I'm a conda-user, plus I help with packaging (purely volunteer basis). That being said, conda provides a very comfortable user experience, as it works cross language, packages are pre-compiled (with ecosystem-wide compatibility across packages; per platform), and does much better dependency management than pip for example. It's also fundamentally better-suited (IMO) for complex projects such like arrow (with complicated CPP-requirements or newer compiler-requirements than e.g. manywheelX can offer), or GPU-enabled libraries. This is due to the huge amount of work that has gone into the compilers/packaging ecosystem (you can install a working c++ compiler anywhere, with one line of code).

The price for all of that (aside from the infrastructure/framework) is to package the respective libraries, but this has to be done only once - by the "recipe" maintainers (which is where I volunteer) - and not by every user themselves. The maturation of their build system has allowed them to now add more platforms (e.g. aarch/ppc64le), and even runtimes (pypy). Like with any tool, there is an initial learning curve, but for me personally, that has more than paid off (hence contributing something back).

TL;DR: Packaging ray in conda would allow me to install it with much less hassle, on any (standard) platform I choose, across all modern python versions.

PS. I'm not requesting anything - the issue here exists for a while. I've just picked it up again and wanted to notify interested parties here.

Yeah i know it's not a request and I'm super appreciative to hear the feedback. This makes perfect sense and thanks so much for your contribution! I guess I had never really sat down and thought about ... why make a conda package and this is a perfect explanation - thank you for taking the time to share it!

No problem. :)

Another thing I forgot to mention, which is IMO a good representation of the capabilities they have put up: You can switch your BLAS implementation (across all your installed packages) by changing one line in your requirements file. Granted, not every BLAS-dependent library on every platform may have builds for all blas variants (currently mkl, netlib, openblas, blis) already, but doing that manually without breaking your environment would normally be an extremely involved undertaking.

Thanks for humoring me with the details!

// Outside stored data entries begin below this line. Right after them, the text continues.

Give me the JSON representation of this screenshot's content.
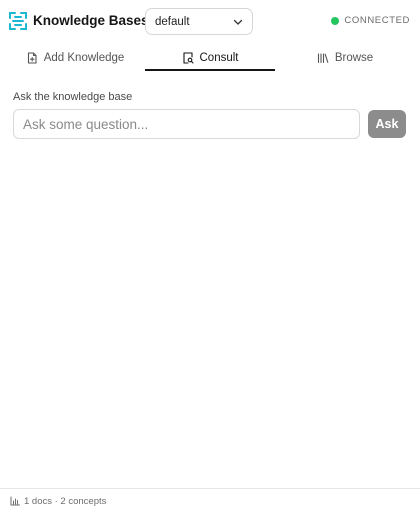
{
  "header": {
    "title": "Knowledge Bases",
    "logo_icon": "knowledge-base-logo-icon",
    "accent_color": "#1bb8d1",
    "kb_select": {
      "value": "default",
      "icon": "chevron-down-icon"
    },
    "status": {
      "label": "CONNECTED",
      "color": "#22c55e"
    }
  },
  "tabs": [
    {
      "label": "Add Knowledge",
      "icon": "file-plus-icon",
      "active": false
    },
    {
      "label": "Consult",
      "icon": "search-document-icon",
      "active": true
    },
    {
      "label": "Browse",
      "icon": "library-icon",
      "active": false
    }
  ],
  "consult": {
    "field_label": "Ask the knowledge base",
    "placeholder": "Ask some question...",
    "value": "",
    "ask_label": "Ask"
  },
  "footer": {
    "stats_icon": "bar-chart-icon",
    "text": "1 docs · 2 concepts"
  }
}
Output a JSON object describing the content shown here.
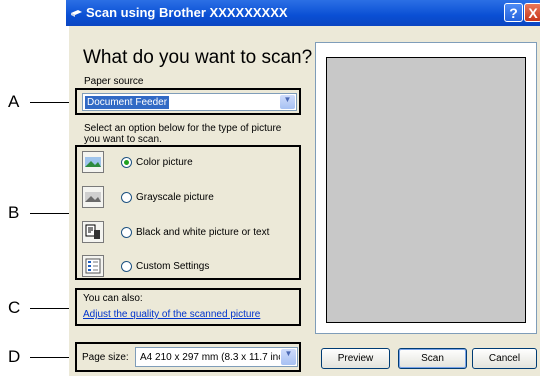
{
  "window": {
    "title": "Scan using Brother XXXXXXXXX"
  },
  "titlebar_buttons": {
    "help": "?",
    "close": "X"
  },
  "main": {
    "heading": "What do you want to scan?",
    "paper_source_label": "Paper source",
    "paper_source_value": "Document Feeder",
    "options_instruction": "Select an option below for the type of picture you want to scan.",
    "options": [
      {
        "label": "Color picture",
        "selected": true,
        "icon": "color-picture-icon"
      },
      {
        "label": "Grayscale picture",
        "selected": false,
        "icon": "grayscale-picture-icon"
      },
      {
        "label": "Black and white picture or text",
        "selected": false,
        "icon": "black-white-picture-icon"
      },
      {
        "label": "Custom Settings",
        "selected": false,
        "icon": "custom-settings-icon"
      }
    ],
    "also_label": "You can also:",
    "adjust_link": "Adjust the quality of the scanned picture",
    "page_size_label": "Page size:",
    "page_size_value": "A4 210 x 297 mm (8.3 x 11.7 inc"
  },
  "buttons": {
    "preview": "Preview",
    "scan": "Scan",
    "cancel": "Cancel"
  },
  "annotations": [
    "A",
    "B",
    "C",
    "D"
  ]
}
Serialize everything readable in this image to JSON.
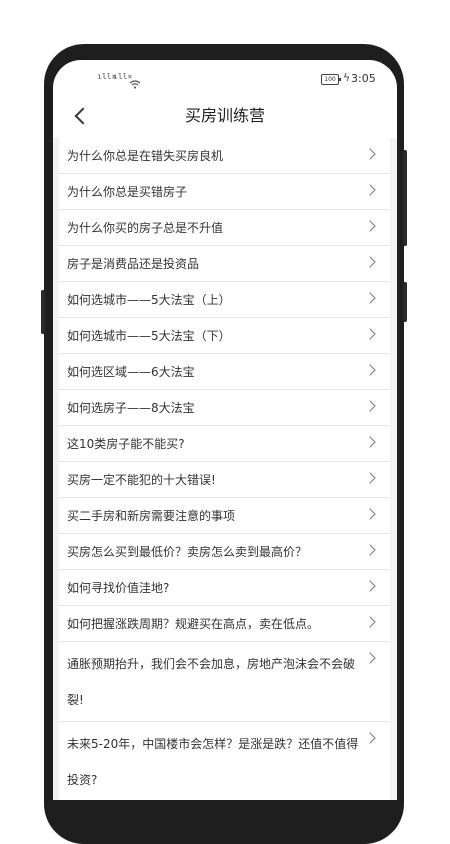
{
  "status_bar": {
    "signal_1": "ıll×",
    "signal_2": "ıll×",
    "wifi": "wifi-icon",
    "battery": "100",
    "time": "3:05"
  },
  "header": {
    "title": "买房训练营"
  },
  "list": {
    "items": [
      {
        "label": "为什么你总是在错失买房良机"
      },
      {
        "label": "为什么你总是买错房子"
      },
      {
        "label": "为什么你买的房子总是不升值"
      },
      {
        "label": "房子是消费品还是投资品"
      },
      {
        "label": "如何选城市——5大法宝（上）"
      },
      {
        "label": "如何选城市——5大法宝（下）"
      },
      {
        "label": "如何选区域——6大法宝"
      },
      {
        "label": "如何选房子——8大法宝"
      },
      {
        "label": "这10类房子能不能买?"
      },
      {
        "label": "买房一定不能犯的十大错误!"
      },
      {
        "label": "买二手房和新房需要注意的事项"
      },
      {
        "label": "买房怎么买到最低价？卖房怎么卖到最高价？"
      },
      {
        "label": "如何寻找价值洼地?"
      },
      {
        "label": "如何把握涨跌周期？规避买在高点，卖在低点。"
      },
      {
        "label": "通胀预期抬升，我们会不会加息，房地产泡沫会不会破裂!"
      },
      {
        "label": "未来5-20年，中国楼市会怎样？是涨是跌？还值不值得投资?"
      }
    ]
  }
}
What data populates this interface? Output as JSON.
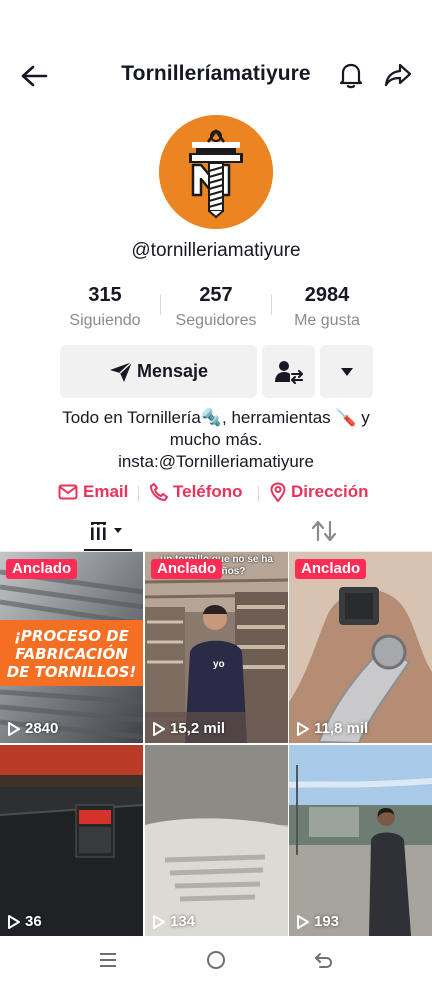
{
  "header": {
    "title": "Tornilleríamatiyure",
    "back_icon": "arrow-left-icon",
    "bell_icon": "bell-icon",
    "share_icon": "share-icon"
  },
  "profile": {
    "avatar_icon": "tm-logo",
    "username": "@tornilleriamatiyure",
    "stats": [
      {
        "value": "315",
        "label": "Siguiendo"
      },
      {
        "value": "257",
        "label": "Seguidores"
      },
      {
        "value": "2984",
        "label": "Me gusta"
      }
    ]
  },
  "actions": {
    "message_label": "Mensaje",
    "message_icon": "send-icon",
    "friend_icon": "swap-user-icon",
    "more_icon": "caret-down-icon"
  },
  "bio": {
    "line1": "Todo en Tornillería🔩, herramientas 🪛 y",
    "line2": "mucho más.",
    "line3": "insta:@Tornilleriamatiyure"
  },
  "contacts": [
    {
      "label": "Email",
      "icon": "mail-icon"
    },
    {
      "label": "Teléfono",
      "icon": "phone-icon"
    },
    {
      "label": "Dirección",
      "icon": "location-pin-icon"
    }
  ],
  "tabs": {
    "videos_icon": "grid-icon",
    "reposts_icon": "repost-icon"
  },
  "videos": [
    {
      "pinned": "Anclado",
      "views": "2840",
      "overlay_text": [
        "¡PROCESO DE",
        "FABRICACIÓN",
        "DE TORNILLOS!"
      ]
    },
    {
      "pinned": "Anclado",
      "views": "15,2 mil",
      "overlay_text": [
        "un tornillo que no se ha",
        "de 20 años?"
      ],
      "sticker": "yo"
    },
    {
      "pinned": "Anclado",
      "views": "11,8 mil"
    },
    {
      "views": "36"
    },
    {
      "views": "134"
    },
    {
      "views": "193"
    }
  ],
  "colors": {
    "accent": "#fe2c55",
    "contact": "#e8345a",
    "avatar_bg": "#ec8421",
    "muted": "#8a8b91"
  },
  "navbar": {
    "recent_icon": "recent-apps-icon",
    "home_icon": "home-circle-icon",
    "back_icon": "system-back-icon"
  }
}
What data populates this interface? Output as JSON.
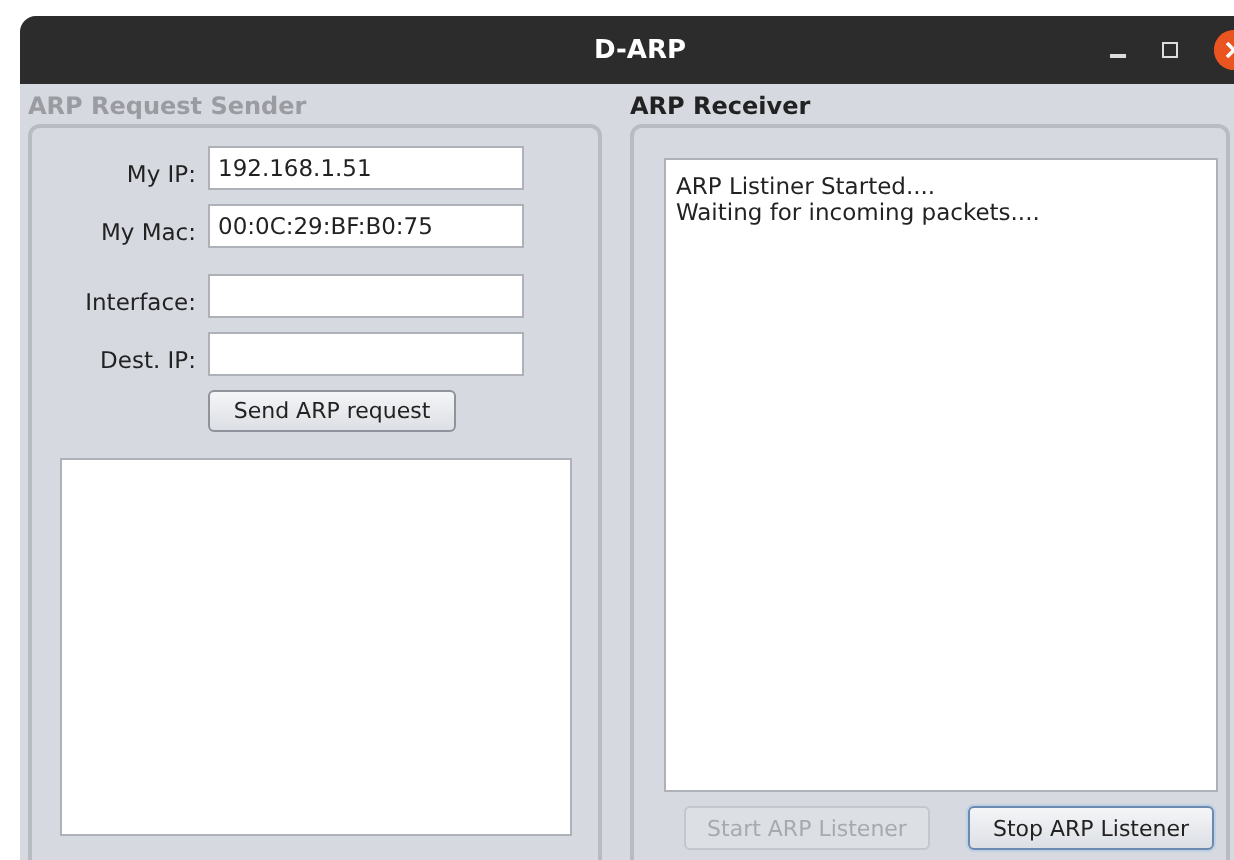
{
  "window": {
    "title": "D-ARP"
  },
  "sender": {
    "title": "ARP Request Sender",
    "disabled": true,
    "fields": [
      {
        "label": "My IP:",
        "value": "192.168.1.51"
      },
      {
        "label": "My Mac:",
        "value": "00:0C:29:BF:B0:75"
      },
      {
        "label": "Interface:"
      },
      {
        "label": "Dest. IP:"
      }
    ],
    "button": {
      "label": "Send ARP request",
      "disabled": false,
      "focused": false
    }
  },
  "receiver": {
    "title": "ARP Receiver",
    "disabled": false,
    "log": "ARP Listiner Started....\nWaiting for incoming packets....",
    "buttons": [
      {
        "label": "Start ARP Listener",
        "disabled": true,
        "focused": false
      },
      {
        "label": "Stop ARP Listener",
        "disabled": false,
        "focused": true
      }
    ]
  }
}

I had glanced at the conda forge site and there wasn't a good explanation of "why" - your comment makes it super clear as to why someone would want to pursue this... and it makes a ton of sense. Ping me if there are bits of information about the project you'd like me to hunt down, I'm pretty new to it but happy to help if there are details you're having trouble chasing down...

I am just starting to use ray and found it very impressive. However, the lack of conda packaging makes installation much less convenient as mixing conda and pip installs can cause all sorts of headaches.

It looks like the main two efforts here are:

https://github.com/conda-forge/staged-recipes/pull/11160
https://github.com/IBM/powerai/blob/master/conda-recipes/ray-feedstock/recipe/meta.yaml

The IBM link seems to have something working already and sounds like we just need to port it to conda-forge.